Landfill gas is created by landfills, which account for 16% of the human-caused (anthropogenic) methane emissions in America. This is not what many people worry about when they think of greenhouse gases, it’s important. Thanks to the work of many nonprofits, government programs, and corporations that work in the transportation industry, though, we have a way to use this gas to help lower emissions.
Ann Vail, Executive Director of Louisiana Clean Fuels, explained to me that landfill gas can be turned into renewable natural gas (RNG). In 2015, LCF held a webinar about renewable natural gases and how it’s made. Although since 2015 several laws (and prices) have changed, the information about the fuel is still a good basic introduction into how it’s made and how our communities are working toward making it cleaner.
Note: All emission estimates from the Inventory of U.S. Greenhouse Gas Emissions and Sinks: 1990–2017.
Many large-vehicle fleets (buses, UPS trucks, etc.) now use compressed natural gas (CNG). When RNG is cleaned, it becomes chemically identical to the natural gas that we use in other applications, such as fuel for fleet vehicles, electric power plants, and heating for some homes. Using natural gas as a vehicle fuel produces less greenhouse gas emissions than diesel or gasoline due to the fact that methane is the shortest hydrocarbon. Even better if it’s RNG created from landfill emissions.
There are 5 steps that turn landfill gas into renewable natural gas that can be used as fuel for vehicles.
1. Organic Materials
You start with organic materials, which are mostly biologic waste such as food waste, manure, paper products, and tree trimmings.

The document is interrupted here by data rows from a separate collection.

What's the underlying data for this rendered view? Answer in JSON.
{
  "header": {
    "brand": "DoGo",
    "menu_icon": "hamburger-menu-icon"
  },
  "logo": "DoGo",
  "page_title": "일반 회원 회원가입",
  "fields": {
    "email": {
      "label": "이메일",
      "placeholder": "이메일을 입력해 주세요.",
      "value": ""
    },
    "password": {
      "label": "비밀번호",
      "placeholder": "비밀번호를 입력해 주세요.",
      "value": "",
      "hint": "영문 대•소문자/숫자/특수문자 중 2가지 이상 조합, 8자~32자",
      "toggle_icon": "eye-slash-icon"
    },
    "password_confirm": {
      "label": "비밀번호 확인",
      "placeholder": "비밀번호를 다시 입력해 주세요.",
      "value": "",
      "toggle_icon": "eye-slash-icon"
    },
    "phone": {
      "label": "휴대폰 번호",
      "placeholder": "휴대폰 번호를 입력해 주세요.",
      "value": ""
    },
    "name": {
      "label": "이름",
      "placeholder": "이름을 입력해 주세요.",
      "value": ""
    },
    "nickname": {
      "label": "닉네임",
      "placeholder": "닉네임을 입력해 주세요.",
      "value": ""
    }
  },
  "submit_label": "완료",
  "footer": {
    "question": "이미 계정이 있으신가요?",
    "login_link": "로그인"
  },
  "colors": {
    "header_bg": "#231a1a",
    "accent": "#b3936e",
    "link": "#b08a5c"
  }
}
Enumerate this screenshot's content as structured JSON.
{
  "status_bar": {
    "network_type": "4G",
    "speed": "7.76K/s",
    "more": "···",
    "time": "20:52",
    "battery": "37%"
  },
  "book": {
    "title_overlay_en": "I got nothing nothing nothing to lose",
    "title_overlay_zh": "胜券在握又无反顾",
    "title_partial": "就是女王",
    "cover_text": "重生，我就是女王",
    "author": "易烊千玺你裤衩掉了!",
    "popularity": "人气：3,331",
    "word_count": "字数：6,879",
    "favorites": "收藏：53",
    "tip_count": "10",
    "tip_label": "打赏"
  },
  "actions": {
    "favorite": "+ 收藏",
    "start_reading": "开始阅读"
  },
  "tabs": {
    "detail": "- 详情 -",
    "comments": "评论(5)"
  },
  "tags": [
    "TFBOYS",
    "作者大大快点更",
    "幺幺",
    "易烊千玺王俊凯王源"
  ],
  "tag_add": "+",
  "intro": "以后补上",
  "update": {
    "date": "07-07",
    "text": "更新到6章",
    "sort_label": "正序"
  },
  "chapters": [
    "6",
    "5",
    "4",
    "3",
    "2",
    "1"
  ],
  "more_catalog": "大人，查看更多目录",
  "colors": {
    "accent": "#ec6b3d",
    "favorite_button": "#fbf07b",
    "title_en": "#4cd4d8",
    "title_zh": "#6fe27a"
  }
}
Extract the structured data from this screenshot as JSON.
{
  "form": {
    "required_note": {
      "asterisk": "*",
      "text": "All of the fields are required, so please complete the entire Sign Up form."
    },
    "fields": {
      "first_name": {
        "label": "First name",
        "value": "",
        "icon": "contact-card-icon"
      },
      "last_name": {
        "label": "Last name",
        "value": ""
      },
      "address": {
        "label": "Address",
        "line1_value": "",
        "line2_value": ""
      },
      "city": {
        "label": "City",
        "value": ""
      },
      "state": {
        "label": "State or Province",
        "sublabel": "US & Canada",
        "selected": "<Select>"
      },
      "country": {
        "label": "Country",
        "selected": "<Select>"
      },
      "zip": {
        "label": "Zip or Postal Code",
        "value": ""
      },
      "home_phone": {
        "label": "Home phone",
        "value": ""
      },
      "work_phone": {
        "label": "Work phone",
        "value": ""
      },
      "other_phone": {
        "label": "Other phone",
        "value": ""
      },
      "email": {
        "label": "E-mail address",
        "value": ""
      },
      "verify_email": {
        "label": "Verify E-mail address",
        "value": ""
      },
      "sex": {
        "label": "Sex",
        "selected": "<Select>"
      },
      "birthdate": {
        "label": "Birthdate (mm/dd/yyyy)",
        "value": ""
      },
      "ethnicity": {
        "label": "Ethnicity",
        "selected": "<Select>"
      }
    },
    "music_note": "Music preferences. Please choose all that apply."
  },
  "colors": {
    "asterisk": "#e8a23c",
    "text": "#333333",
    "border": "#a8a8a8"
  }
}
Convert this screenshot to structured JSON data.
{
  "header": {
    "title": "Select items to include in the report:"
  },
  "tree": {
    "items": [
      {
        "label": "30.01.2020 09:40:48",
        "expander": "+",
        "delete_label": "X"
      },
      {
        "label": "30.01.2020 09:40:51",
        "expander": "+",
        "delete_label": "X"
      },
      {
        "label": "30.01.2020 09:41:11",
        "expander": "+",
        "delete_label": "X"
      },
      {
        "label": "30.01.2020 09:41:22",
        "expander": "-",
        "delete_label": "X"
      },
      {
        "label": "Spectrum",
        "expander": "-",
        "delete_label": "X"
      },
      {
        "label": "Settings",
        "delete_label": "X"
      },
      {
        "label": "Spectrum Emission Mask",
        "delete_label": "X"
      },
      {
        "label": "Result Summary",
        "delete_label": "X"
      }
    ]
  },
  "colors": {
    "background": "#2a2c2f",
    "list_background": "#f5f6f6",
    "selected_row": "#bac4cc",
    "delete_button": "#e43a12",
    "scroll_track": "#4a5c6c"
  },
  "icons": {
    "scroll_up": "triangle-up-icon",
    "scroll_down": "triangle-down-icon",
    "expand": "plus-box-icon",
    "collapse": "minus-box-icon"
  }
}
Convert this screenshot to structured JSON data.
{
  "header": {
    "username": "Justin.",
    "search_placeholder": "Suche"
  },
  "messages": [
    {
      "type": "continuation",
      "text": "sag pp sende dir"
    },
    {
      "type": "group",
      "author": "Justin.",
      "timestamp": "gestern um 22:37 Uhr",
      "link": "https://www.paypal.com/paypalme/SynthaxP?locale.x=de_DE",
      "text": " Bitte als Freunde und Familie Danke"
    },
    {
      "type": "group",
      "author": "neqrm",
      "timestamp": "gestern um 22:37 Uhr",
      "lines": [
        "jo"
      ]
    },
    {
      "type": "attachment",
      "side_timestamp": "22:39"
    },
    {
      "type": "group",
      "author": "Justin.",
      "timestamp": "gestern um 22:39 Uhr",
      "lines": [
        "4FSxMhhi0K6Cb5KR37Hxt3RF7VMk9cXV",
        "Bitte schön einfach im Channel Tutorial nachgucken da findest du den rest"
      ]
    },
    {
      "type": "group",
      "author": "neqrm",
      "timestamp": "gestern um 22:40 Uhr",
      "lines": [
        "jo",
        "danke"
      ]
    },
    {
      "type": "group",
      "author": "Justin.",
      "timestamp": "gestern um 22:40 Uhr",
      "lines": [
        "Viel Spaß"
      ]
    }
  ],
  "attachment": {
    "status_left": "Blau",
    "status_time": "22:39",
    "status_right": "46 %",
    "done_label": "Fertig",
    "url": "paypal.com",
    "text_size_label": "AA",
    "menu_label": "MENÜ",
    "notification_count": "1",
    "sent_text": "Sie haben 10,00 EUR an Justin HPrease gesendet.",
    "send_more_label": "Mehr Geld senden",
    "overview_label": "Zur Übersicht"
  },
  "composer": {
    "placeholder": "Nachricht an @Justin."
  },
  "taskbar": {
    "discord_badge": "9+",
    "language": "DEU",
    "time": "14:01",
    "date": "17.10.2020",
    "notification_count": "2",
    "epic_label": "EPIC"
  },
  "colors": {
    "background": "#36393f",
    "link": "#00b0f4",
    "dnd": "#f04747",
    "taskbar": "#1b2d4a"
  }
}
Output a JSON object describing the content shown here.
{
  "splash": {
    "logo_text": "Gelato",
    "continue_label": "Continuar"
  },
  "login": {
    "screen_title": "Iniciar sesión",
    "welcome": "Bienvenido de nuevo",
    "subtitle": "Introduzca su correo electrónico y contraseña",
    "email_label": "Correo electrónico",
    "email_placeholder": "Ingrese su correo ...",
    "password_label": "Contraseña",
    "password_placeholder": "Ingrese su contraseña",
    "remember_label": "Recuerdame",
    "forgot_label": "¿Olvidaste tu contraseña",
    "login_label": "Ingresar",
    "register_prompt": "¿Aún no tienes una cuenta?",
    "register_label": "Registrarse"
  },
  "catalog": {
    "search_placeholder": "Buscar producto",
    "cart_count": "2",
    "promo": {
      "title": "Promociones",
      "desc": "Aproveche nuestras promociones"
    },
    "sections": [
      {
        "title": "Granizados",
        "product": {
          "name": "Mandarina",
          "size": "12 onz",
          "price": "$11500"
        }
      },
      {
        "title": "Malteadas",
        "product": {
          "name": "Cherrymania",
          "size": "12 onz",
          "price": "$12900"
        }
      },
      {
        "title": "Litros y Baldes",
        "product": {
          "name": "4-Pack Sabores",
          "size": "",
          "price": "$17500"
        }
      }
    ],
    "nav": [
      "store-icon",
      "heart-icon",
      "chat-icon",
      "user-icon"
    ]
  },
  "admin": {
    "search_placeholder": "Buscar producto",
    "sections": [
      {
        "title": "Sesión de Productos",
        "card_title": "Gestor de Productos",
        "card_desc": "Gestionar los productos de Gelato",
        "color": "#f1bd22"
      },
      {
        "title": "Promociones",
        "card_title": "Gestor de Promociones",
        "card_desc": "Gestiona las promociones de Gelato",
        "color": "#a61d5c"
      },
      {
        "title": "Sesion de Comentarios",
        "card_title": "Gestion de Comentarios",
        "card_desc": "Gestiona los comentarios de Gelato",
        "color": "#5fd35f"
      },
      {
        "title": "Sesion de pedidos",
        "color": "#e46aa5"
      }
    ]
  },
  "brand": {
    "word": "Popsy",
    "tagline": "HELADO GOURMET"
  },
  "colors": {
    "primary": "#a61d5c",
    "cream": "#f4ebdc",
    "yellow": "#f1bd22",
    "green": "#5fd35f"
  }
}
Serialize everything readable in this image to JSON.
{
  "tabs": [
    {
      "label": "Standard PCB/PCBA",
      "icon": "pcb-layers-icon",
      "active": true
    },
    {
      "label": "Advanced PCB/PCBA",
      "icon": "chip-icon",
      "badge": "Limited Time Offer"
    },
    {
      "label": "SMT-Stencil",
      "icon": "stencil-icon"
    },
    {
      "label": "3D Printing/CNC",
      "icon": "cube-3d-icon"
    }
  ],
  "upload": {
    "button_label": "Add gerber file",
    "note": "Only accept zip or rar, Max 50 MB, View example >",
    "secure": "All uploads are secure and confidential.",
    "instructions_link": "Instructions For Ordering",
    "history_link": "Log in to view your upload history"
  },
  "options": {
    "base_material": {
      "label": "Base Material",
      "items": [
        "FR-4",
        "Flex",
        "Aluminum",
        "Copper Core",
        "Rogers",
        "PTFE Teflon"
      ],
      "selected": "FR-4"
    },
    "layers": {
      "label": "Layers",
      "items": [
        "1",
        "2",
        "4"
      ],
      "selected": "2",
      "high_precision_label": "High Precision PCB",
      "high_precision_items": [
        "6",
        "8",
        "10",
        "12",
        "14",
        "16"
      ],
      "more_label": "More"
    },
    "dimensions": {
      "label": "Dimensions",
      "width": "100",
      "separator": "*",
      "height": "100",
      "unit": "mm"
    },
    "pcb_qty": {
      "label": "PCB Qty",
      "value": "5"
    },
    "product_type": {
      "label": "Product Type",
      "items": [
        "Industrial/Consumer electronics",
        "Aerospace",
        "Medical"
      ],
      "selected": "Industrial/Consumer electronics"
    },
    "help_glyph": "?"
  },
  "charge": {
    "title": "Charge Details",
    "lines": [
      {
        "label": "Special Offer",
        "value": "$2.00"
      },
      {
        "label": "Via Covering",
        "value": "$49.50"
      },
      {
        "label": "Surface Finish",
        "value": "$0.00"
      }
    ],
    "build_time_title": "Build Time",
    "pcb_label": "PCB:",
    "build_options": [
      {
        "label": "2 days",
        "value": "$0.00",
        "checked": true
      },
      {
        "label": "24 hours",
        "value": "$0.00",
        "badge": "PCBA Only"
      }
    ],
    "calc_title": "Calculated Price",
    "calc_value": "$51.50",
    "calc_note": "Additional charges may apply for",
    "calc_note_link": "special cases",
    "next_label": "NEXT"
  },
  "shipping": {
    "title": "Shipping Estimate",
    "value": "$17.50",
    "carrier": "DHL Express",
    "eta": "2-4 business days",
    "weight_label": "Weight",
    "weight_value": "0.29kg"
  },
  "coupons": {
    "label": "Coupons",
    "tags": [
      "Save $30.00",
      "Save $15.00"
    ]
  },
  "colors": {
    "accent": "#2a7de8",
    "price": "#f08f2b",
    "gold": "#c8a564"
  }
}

Biogas is extracted from landfills, or put into special containers known as anaerobic digesters. Once you have the gases, you are also left with biosolids that can be used as an additive to the compost.
3. RNG Fuel
The next step is to clean the biogas, which means the removal of carbon dioxide, H2S Siloxanes, and Volatile Organic Compounds (VOCs). Raw landfill gas is typically around 60% CO2 and 40% CH4, with the previously mentioned impurities in the parts per million/billion range. It’s typically cleaned to the point that CH4 concentration is above 94% and it’s ready to be used as a vehicle fuel. (94% is a requirement to be sold as a vehicle fuel.)
4. Fueling Stations
Sometimes fueling stations are on the site where RNG is produced, or the RNG can be shipped by truck to fueling stations. RNG can also be used to produce electricity, which is a common practice for wastewater treatment plants where they power the entire wastewater treatment plant with electricity produced onsite by burning biogas.
Natural gas engines work exactly like traditional gas engines and only require minor modification to operate on natural gas. Many natural gas vehicles are bi-fuel vehicles, which means they both have a gasoline tank and a CNG tank so that they can run on either fuel at the flip of a switch.
Not only does the use of RNG reduce greenhouse gas emissions from the landfill, but it replaces the gasoline or diesel that would otherwise be used with a lower-emission fuel.
This doesn’t mean that we have the green light to keep wasting food or other organic material. No, it means that there are innovative solutions being put forth that help offset some of the damage we have done, the vast contributions we have made toward the destruction of our own environment.
To close, note that landfills aren’t the only thing that RNG can be sourced from. Wastewater treatment plants, livestock farms (an increasingly common source), and dedicated food waste digesters are also sources for RNG. Even dairy farms are moving toward capturing methane from manure and turning that into RNG that they then can add into the natural gas pipeline.